Training on PANS is now included in the Royal College of Paediatrics and Child Health curriculum. In April 2021, the British Paediatric Neurology Association issued a consensus statement with the faculty of child and adolescent psychiatry at the Royal College of Psychiatrists. Following concerns about variation in how it was being interpreted across the UK, the new PANS PANDAS working group, as we have heard today, which is being supported by NHS England, issued a statement recommending the development of appropriate service models and pathways back in February. I am keen that we support the working group in its important work bringing the key organisations together so that we can get that consensus out to clinicians in the field.

The work that the working group has done highlights that all children presenting with acute onset neuropsychiatric symptoms should receive a full medical evaluation and signposts clinicians to existing international peer review treatment guidelines. As I have said, while NICE currently has no plans to issue guidance, should the evidence base develop further, and should there be an opportunity to do that, we would look to update clinical policy. NHS England would then consider the development of care pathways for those living with PANS/PANDAS. The key is building that evidence research base.

We have the evidence to sufficiently demonstrate that PANS and PANDAS are discrete disease entities. I hope that answers the question by the hon. Member for North East Fife on whether we recognise that. We absolutely do, but we do not have the evidence and research base on assessment, diagnosis, treatment and management. However, the Department is funding research into rare diseases through the National Institute for Health and Care Research, which is spending over £1 billion a year every year on research particularly into rarer conditions. It welcomes funding applications for research into any aspect of human health, which would include PANS and PANDAS. Applications are subject to peer review and judged in open competition, with awards made on the basis of importance to the topics of patients, health and care services.

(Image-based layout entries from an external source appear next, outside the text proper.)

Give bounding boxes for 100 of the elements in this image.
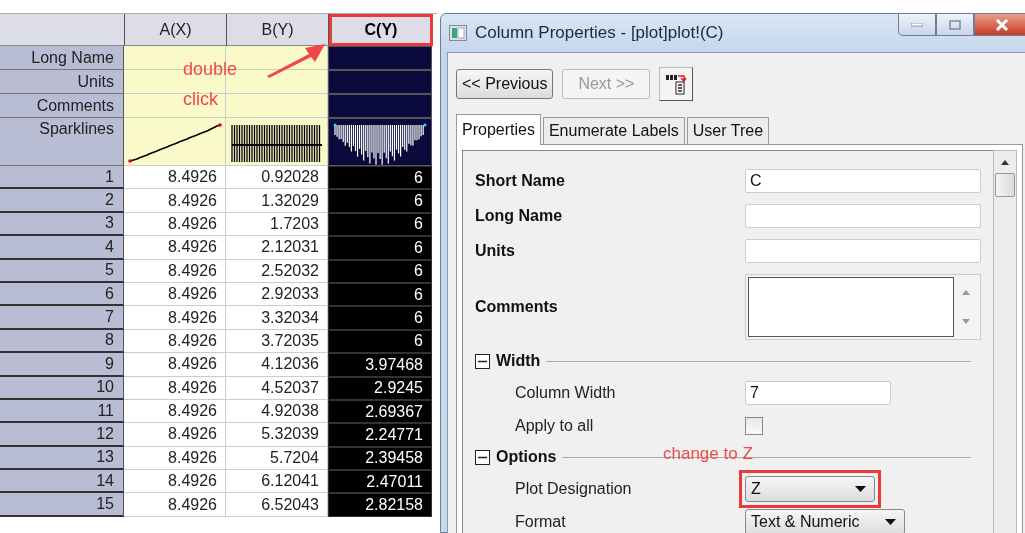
tab[interactable]: Enumerate Labels (542, 117, 685, 144)
annotation-arrow (265, 42, 327, 78)
row-number[interactable]: 11 (0, 399, 124, 424)
table-cell: 2.92033 (226, 282, 328, 307)
table-cell: 3.72035 (226, 329, 328, 354)
row-number[interactable]: 14 (0, 470, 124, 494)
table-cell: 2.24771 (328, 423, 432, 447)
table-cell: 2.12031 (226, 236, 328, 260)
row-number[interactable]: 9 (0, 353, 124, 377)
annotation-text: double (183, 59, 238, 80)
collapse-icon[interactable] (475, 353, 490, 369)
window-icon (449, 25, 467, 41)
column-header[interactable]: A(X) (125, 14, 227, 46)
table-cell: 8.4926 (124, 399, 226, 424)
table-cell: 3.97468 (328, 353, 432, 377)
table-cell: 8.4926 (124, 282, 226, 307)
field-label: Plot Designation (514, 479, 633, 498)
row-number[interactable]: 10 (0, 376, 124, 400)
numbering-button[interactable] (659, 67, 694, 101)
maximize-icon (949, 19, 961, 30)
close-icon (995, 18, 1009, 31)
table-cell: 2.9245 (328, 376, 432, 400)
annotation-text: click (183, 89, 218, 110)
row-number[interactable]: 4 (0, 236, 124, 260)
table-cell: 2.52032 (226, 259, 328, 283)
window-title: Column Properties - [plot]plot!(C) (475, 23, 724, 43)
caret-icon (855, 485, 866, 492)
table-cell: 4.92038 (226, 399, 328, 424)
corner-cell[interactable] (0, 14, 125, 46)
dropdown[interactable]: Z (745, 475, 875, 502)
section-title: Width (496, 352, 541, 370)
table-cell: 8.4926 (124, 446, 226, 471)
tab[interactable]: Properties (456, 114, 541, 145)
table-cell: 1.7203 (226, 212, 328, 237)
table-cell: 8.4926 (124, 306, 226, 330)
row-number[interactable]: 12 (0, 423, 124, 447)
table-cell: 0.92028 (226, 166, 328, 190)
row-number[interactable]: 6 (0, 282, 124, 307)
row-number[interactable]: 5 (0, 259, 124, 283)
close-button[interactable] (974, 14, 1025, 36)
tab[interactable]: User Tree (686, 117, 770, 144)
row-number[interactable]: 2 (0, 189, 124, 213)
table-cell: 2.39458 (328, 446, 432, 471)
table-cell: 8.4926 (124, 189, 226, 213)
table-cell: 8.4926 (124, 166, 226, 190)
table-cell: 5.32039 (226, 423, 328, 447)
previous-button[interactable]: << Previous (456, 69, 554, 99)
field-label: Apply to all (514, 416, 595, 435)
minimize-button[interactable] (898, 14, 936, 36)
checkbox[interactable] (745, 416, 763, 435)
table-cell: 8.4926 (124, 353, 226, 377)
field-label: Format (514, 512, 567, 531)
minimize-icon (911, 22, 923, 27)
field-label: Comments (475, 298, 559, 316)
table-cell: 2.47011 (328, 470, 432, 494)
section-title: Options (496, 448, 557, 466)
row-number[interactable]: 3 (0, 212, 124, 237)
table-cell: 6 (328, 306, 432, 330)
text-field[interactable]: C (745, 168, 981, 193)
row-number[interactable]: 1 (0, 166, 124, 190)
row-number[interactable]: 15 (0, 493, 124, 517)
table-cell: 8.4926 (124, 212, 226, 237)
column-header[interactable]: B(Y) (227, 14, 329, 46)
scroll-up-icon[interactable] (1000, 159, 1010, 165)
column-header[interactable]: C(Y) (329, 14, 433, 46)
table-cell: 6 (328, 259, 432, 283)
table-cell: 5.7204 (226, 446, 328, 471)
table-cell: 8.4926 (124, 423, 226, 447)
row-label: Long Name (0, 46, 124, 70)
text-field[interactable]: 7 (745, 380, 891, 405)
table-cell: 6.52043 (226, 493, 328, 517)
row-number[interactable]: 13 (0, 446, 124, 471)
text-field[interactable] (745, 238, 981, 263)
table-cell: 6 (328, 282, 432, 307)
scroll-down-icon[interactable] (961, 319, 971, 325)
row-label: Units (0, 70, 124, 94)
annotation-text: change to Z (663, 444, 753, 464)
maximize-button[interactable] (936, 14, 974, 36)
table-cell: 8.4926 (124, 236, 226, 260)
table-cell: 6 (328, 329, 432, 354)
table-cell: 8.4926 (124, 493, 226, 517)
table-cell: 6 (328, 166, 432, 190)
row-number[interactable]: 7 (0, 306, 124, 330)
table-cell: 4.52037 (226, 376, 328, 400)
text-field[interactable] (745, 203, 981, 228)
row-label: Sparklines (0, 118, 124, 166)
field-label: Units (475, 241, 516, 260)
table-cell: 4.12036 (226, 353, 328, 377)
table-cell: 6.12041 (226, 470, 328, 494)
table-cell: 8.4926 (124, 259, 226, 283)
table-cell: 8.4926 (124, 470, 226, 494)
dropdown[interactable]: Text & Numeric (745, 508, 905, 533)
row-label: Comments (0, 94, 124, 118)
collapse-icon[interactable] (475, 449, 490, 465)
scrollbar-thumb[interactable] (995, 173, 1015, 197)
comments-field[interactable] (745, 274, 981, 340)
table-cell: 6 (328, 212, 432, 237)
scrollbar[interactable] (993, 150, 1017, 533)
table-cell: 8.4926 (124, 376, 226, 400)
row-number[interactable]: 8 (0, 329, 124, 354)
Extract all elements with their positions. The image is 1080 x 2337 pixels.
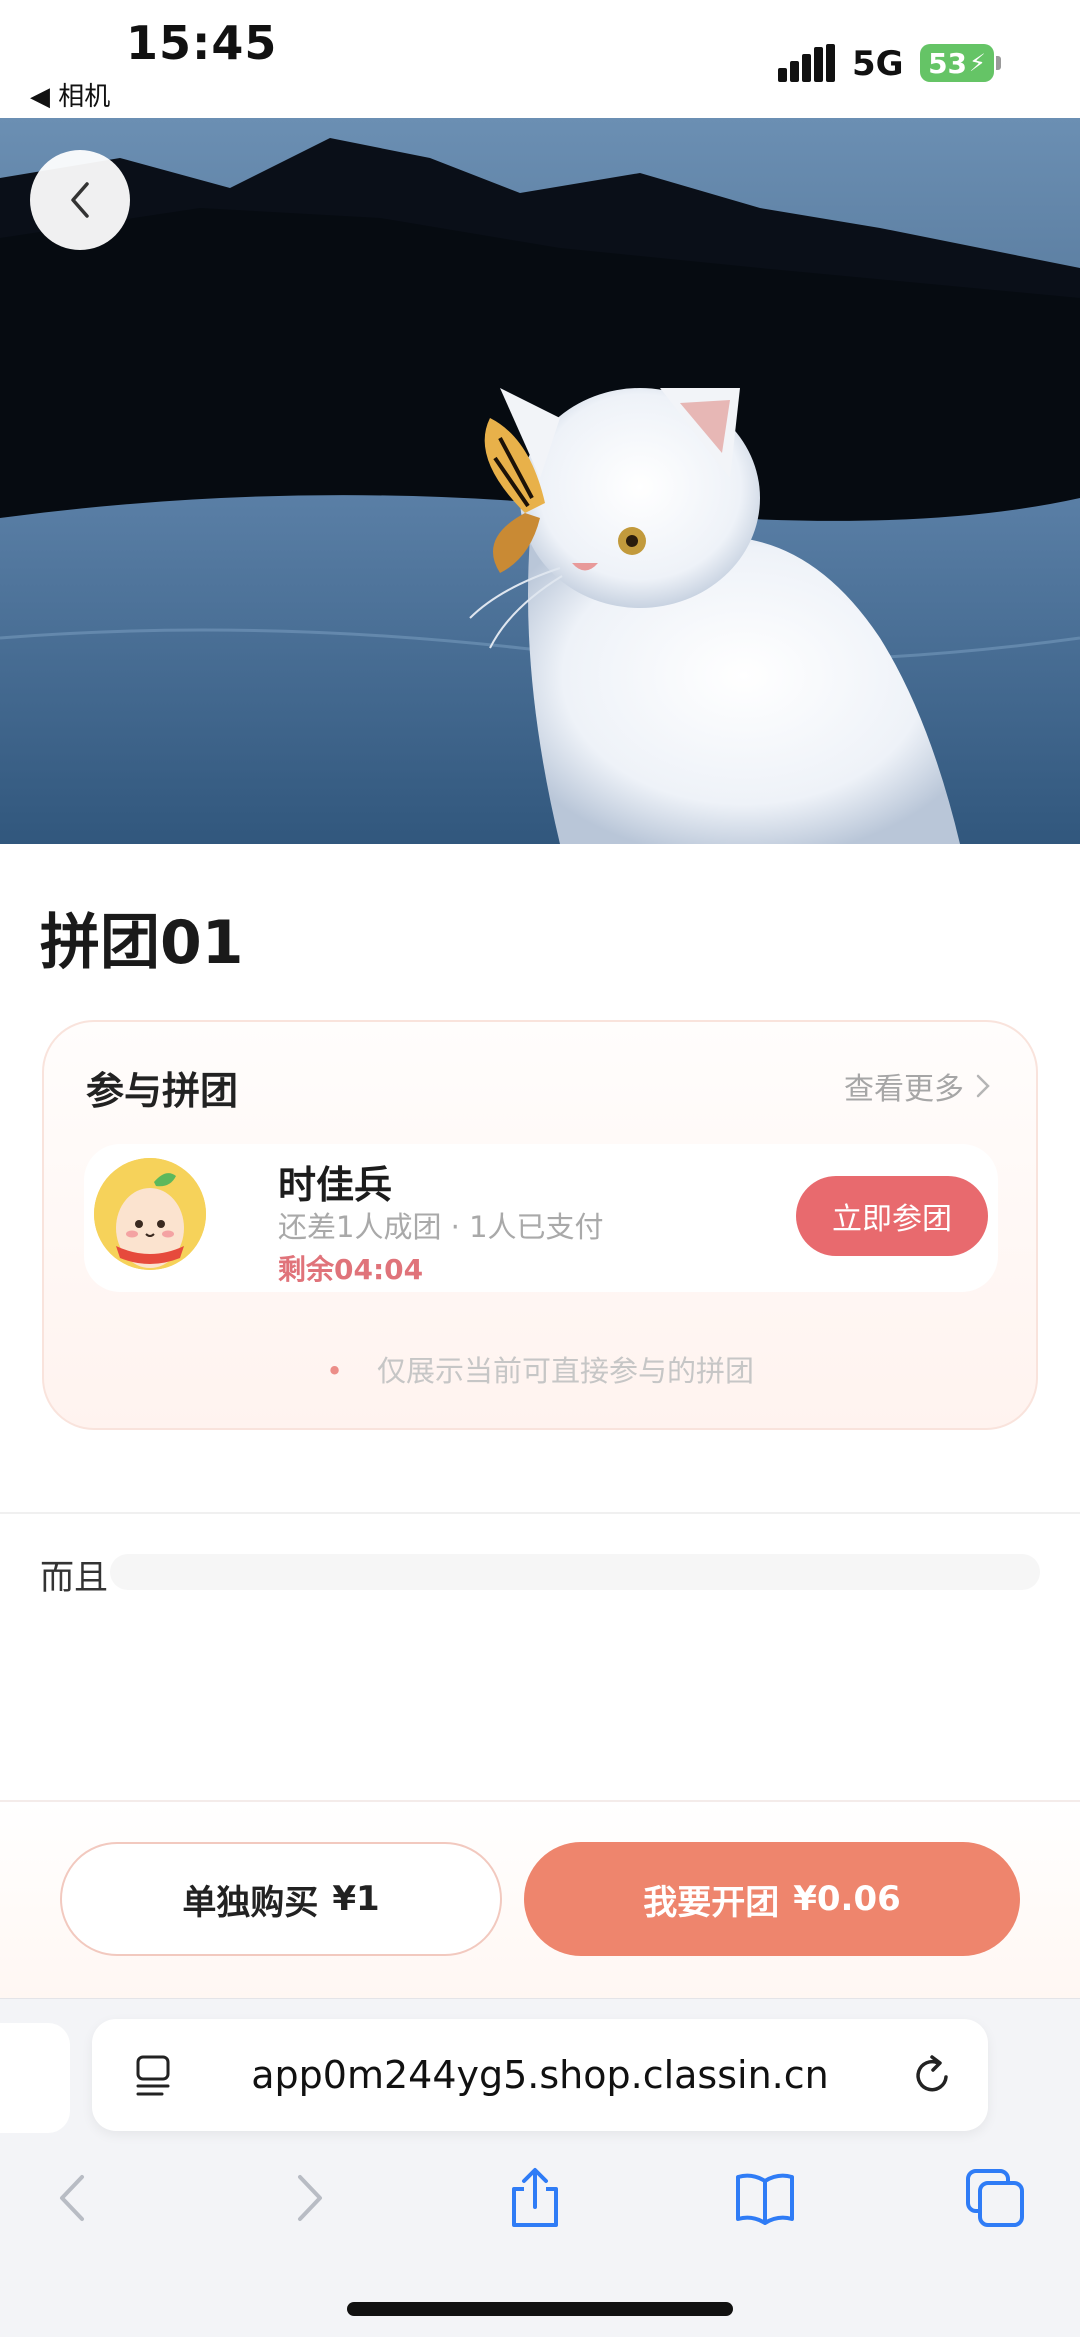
url-text: app0m244yg5.shop.classin.cn bbox=[251, 2053, 829, 2097]
status-time: 15:45 bbox=[126, 16, 278, 70]
chevron-left-icon bbox=[71, 182, 89, 218]
battery-tip bbox=[996, 56, 1001, 70]
reload-icon[interactable] bbox=[908, 2051, 956, 2099]
product-title: 拼团01 bbox=[40, 908, 244, 978]
address-bar[interactable]: app0m244yg5.shop.classin.cn bbox=[92, 2019, 988, 2131]
browser-forward-icon[interactable] bbox=[278, 2167, 340, 2229]
card-note-text: 仅展示当前可直接参与的拼团 bbox=[377, 1354, 755, 1388]
bookmarks-icon[interactable] bbox=[734, 2167, 796, 2229]
see-more-label: 查看更多 bbox=[844, 1072, 964, 1107]
avatar bbox=[94, 1158, 206, 1270]
countdown-timer: 剩余04:04 bbox=[278, 1253, 424, 1286]
description-placeholder-bar bbox=[110, 1554, 1040, 1590]
share-icon[interactable] bbox=[504, 2167, 566, 2229]
purchase-action-bar: 单独购买 ¥1 我要开团 ¥0.06 bbox=[0, 1800, 1080, 1998]
network-type: 5G bbox=[852, 44, 904, 84]
join-group-button[interactable]: 立即参团 bbox=[796, 1176, 988, 1256]
card-note: • 仅展示当前可直接参与的拼团 bbox=[44, 1348, 1036, 1390]
previous-tab-preview[interactable] bbox=[0, 2023, 70, 2133]
buy-alone-price: ¥1 bbox=[332, 1879, 380, 1919]
cat-photo bbox=[0, 118, 1080, 844]
signal-icon bbox=[778, 44, 835, 82]
start-group-label: 我要开团 bbox=[643, 1882, 780, 1923]
section-divider bbox=[0, 1512, 1080, 1514]
group-member-row: 时佳兵 还差1人成团 · 1人已支付 剩余04:04 立即参团 bbox=[84, 1144, 998, 1292]
card-title: 参与拼团 bbox=[86, 1069, 239, 1113]
avatar-cartoon-icon bbox=[94, 1158, 206, 1270]
description-text: 而且 bbox=[40, 1558, 108, 1598]
start-group-button[interactable]: 我要开团 ¥0.06 bbox=[524, 1842, 1020, 1956]
battery-icon: 53 ⚡ bbox=[920, 44, 994, 82]
buy-alone-button[interactable]: 单独购买 ¥1 bbox=[60, 1842, 502, 1956]
chevron-right-icon bbox=[976, 1074, 990, 1098]
home-indicator[interactable] bbox=[347, 2302, 733, 2316]
product-image bbox=[0, 118, 1080, 844]
start-group-price: ¥0.06 bbox=[793, 1879, 901, 1919]
status-bar: 15:45 ◀ 相机 5G 53 ⚡ bbox=[0, 0, 1080, 118]
back-to-app-link[interactable]: ◀ 相机 bbox=[30, 76, 110, 113]
back-button[interactable] bbox=[30, 150, 130, 250]
buy-alone-label: 单独购买 bbox=[182, 1882, 319, 1923]
member-status: 还差1人成团 · 1人已支付 bbox=[278, 1210, 604, 1244]
browser-back-icon[interactable] bbox=[42, 2167, 104, 2229]
join-group-card: 参与拼团 查看更多 时佳兵 还差1人成团 · 1人已支付 剩余04:04 立即参… bbox=[42, 1020, 1038, 1430]
member-name: 时佳兵 bbox=[278, 1163, 393, 1207]
bullet-dot-icon: • bbox=[325, 1354, 344, 1388]
tabs-icon[interactable] bbox=[964, 2167, 1026, 2229]
browser-toolbar: app0m244yg5.shop.classin.cn bbox=[0, 1998, 1080, 2337]
see-more-link[interactable]: 查看更多 bbox=[844, 1064, 992, 1108]
battery-level: 53 bbox=[928, 46, 968, 80]
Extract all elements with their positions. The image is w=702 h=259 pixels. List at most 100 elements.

The National Institute for Health and Care Research does not just provide funding; it will also provide guidance, whether for academics, clinicians, researchers, the working group, charities or any other organisation. I am happy to organise introductory meetings with the National Institute for Health and Care Research. It has met other groups to explore the types of research it would support and that would build an evidence base. I strongly encourage researchers with an interest in this area to come forward with proposals so that we can develop that evidence base and make real inroads.

Other countries are not necessarily leading the way. Not many countries have international guidance on the issue. I cannot remember which hon. Member referred to this, but the UK and the devolved nations have an opportunity to take a lead, build that evidence base and develop guidance on that basis.

I assure colleagues that I am committed to ensuring that those with PANS and PANDAS get the care they need. We need more high-quality research into these conditions. That is the only way we can get better outcomes for patients. I am happy to meet both the APPG and the working group to take this forwards, because there is an opportunity to develop our knowledge, increase awareness and ultimately to have better outcomes for those children affected.